Наши выводы также помогут нам сравнить историографические качества «Историй» с предшественниками и преемниками. Например, мы видим, что как авторы вроде Гекатея и Дидора обсуждают вопрос о том, должны ли мифологические сообщения включаться в исторические дискуссии. Текст Эфора стоит в длинном ряду историков, которые рассматривали эти вопросы. В недавних исследованиях своих работ ученые часто отказывались от традиции, связывающей его с Исократом, чтобы исследовать эту и подобные темы. Вместо этого взгляды Эфоруса по этим вопросам следует сравнивать с другими историческими, а не риторическими текстами. Освободившись от влияния Исократа, мы можем также обсудить собственные политические взгляды Эфора. Кимейский историк критиковал афинскую демократию и восхищенно отзывался о тиранофиле Филисте; отсюда его привязанность к недемократическим режимам следует изучать более подробно.

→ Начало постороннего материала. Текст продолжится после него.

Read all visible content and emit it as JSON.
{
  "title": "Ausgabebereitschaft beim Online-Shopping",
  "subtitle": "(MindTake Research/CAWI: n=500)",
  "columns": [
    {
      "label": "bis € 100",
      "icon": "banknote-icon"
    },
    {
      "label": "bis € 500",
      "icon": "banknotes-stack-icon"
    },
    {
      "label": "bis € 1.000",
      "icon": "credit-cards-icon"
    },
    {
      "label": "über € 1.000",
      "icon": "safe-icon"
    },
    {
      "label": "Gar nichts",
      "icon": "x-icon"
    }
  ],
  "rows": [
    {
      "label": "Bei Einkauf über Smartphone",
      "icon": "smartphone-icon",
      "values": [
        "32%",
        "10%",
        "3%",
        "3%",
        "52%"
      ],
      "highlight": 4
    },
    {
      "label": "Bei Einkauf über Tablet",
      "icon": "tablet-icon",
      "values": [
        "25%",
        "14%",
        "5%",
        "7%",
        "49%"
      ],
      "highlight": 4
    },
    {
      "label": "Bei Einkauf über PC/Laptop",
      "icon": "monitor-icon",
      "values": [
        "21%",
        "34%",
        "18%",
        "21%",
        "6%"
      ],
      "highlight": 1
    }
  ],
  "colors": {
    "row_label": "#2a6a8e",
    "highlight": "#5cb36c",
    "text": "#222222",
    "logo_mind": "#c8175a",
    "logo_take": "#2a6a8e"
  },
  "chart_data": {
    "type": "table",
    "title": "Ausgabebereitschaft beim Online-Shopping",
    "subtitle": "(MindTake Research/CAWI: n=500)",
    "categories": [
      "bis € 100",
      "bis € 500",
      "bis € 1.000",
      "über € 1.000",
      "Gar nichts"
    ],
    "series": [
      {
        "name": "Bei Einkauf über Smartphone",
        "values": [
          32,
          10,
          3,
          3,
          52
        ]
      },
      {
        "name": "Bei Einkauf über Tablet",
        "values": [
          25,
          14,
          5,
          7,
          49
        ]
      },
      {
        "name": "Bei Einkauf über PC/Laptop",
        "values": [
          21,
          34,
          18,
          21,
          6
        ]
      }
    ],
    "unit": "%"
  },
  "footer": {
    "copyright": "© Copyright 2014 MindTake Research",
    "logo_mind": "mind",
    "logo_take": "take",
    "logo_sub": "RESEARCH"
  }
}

«Истории» также занимали ключевую позицию в хронологии греческих дел; их содержание прокладывает мост от мира классической Греции до эпохи Александра и его преемников. Несмотря на многочисленные попытки сравнить Эфора со своими предшественниками и продемонстрировать их влияние на его работу, было потрачено сравнительно мало усилий на анализ его влияния на более поздних авторов. Отделив нашего историка от так называемой «риторической истории» Исократа, мы можем теперь начать надлежащее рассмотрение его влияния на тех авторов, которые сменили его в эллинистические времена. По результатам наших исследований можно подробнее изучить другие темы. Мы видели, что Эфор явно рационализировал несколько мифологических рассказов, которые он включил в свой рассказ; он сделал это за столетие до аллегорических писаний Евгемера. Теперь мы можем проанализировать эти проблемы, не ограничиваясь ложной традицией, подчиняющей Эфора риторике Исократа.
Кроме того, большая часть усилий, потраченных учеными на нашего историка, была сосредоточена на его создании упорядоченной универсальной истории. Вероятно, это был самый устойчивый вклад Эфора в область историографии. Признавая влияние местной точки зрения на его писания, мы можем лучше понять, как этот жанр стал форумом для более мелких государств в более широком контексте всего греческого мира. Конечно, подобный анализ повествования Эфоро–Диодорана в рамках наших выводов должен оставаться темой для будущего исследования.
Хотя мы затронули большое количество предметов, мы должны оставить много вопросов для дискуссий, которые преуспеют в этой сфере. К сожалению, изучающим Эфора часто не удалось продвинуть изучение кимейского историка. Исследователи «Историй» слишком часто удовлетворялись принятием выводов прошлых поколений, когда они казались удобными для их собственных исследований; скорее, те, кто предпочитает исследовать эти темы, должны быть готовы подвергать сомнению даже фундаментальные предположения и провести переоценку всех свидетельств. Вместо того, чтобы вдохновлять на будущие исследования, монография Барбера вызвала удушливые дебаты и фактически препятствовала прогрессу в изучении Эфора. Надеемся, что наша диссертация не будет наследием этой работы и подготовит путь к лучшему пониманию как Греции четвертого века, так и «Историй» Эфора.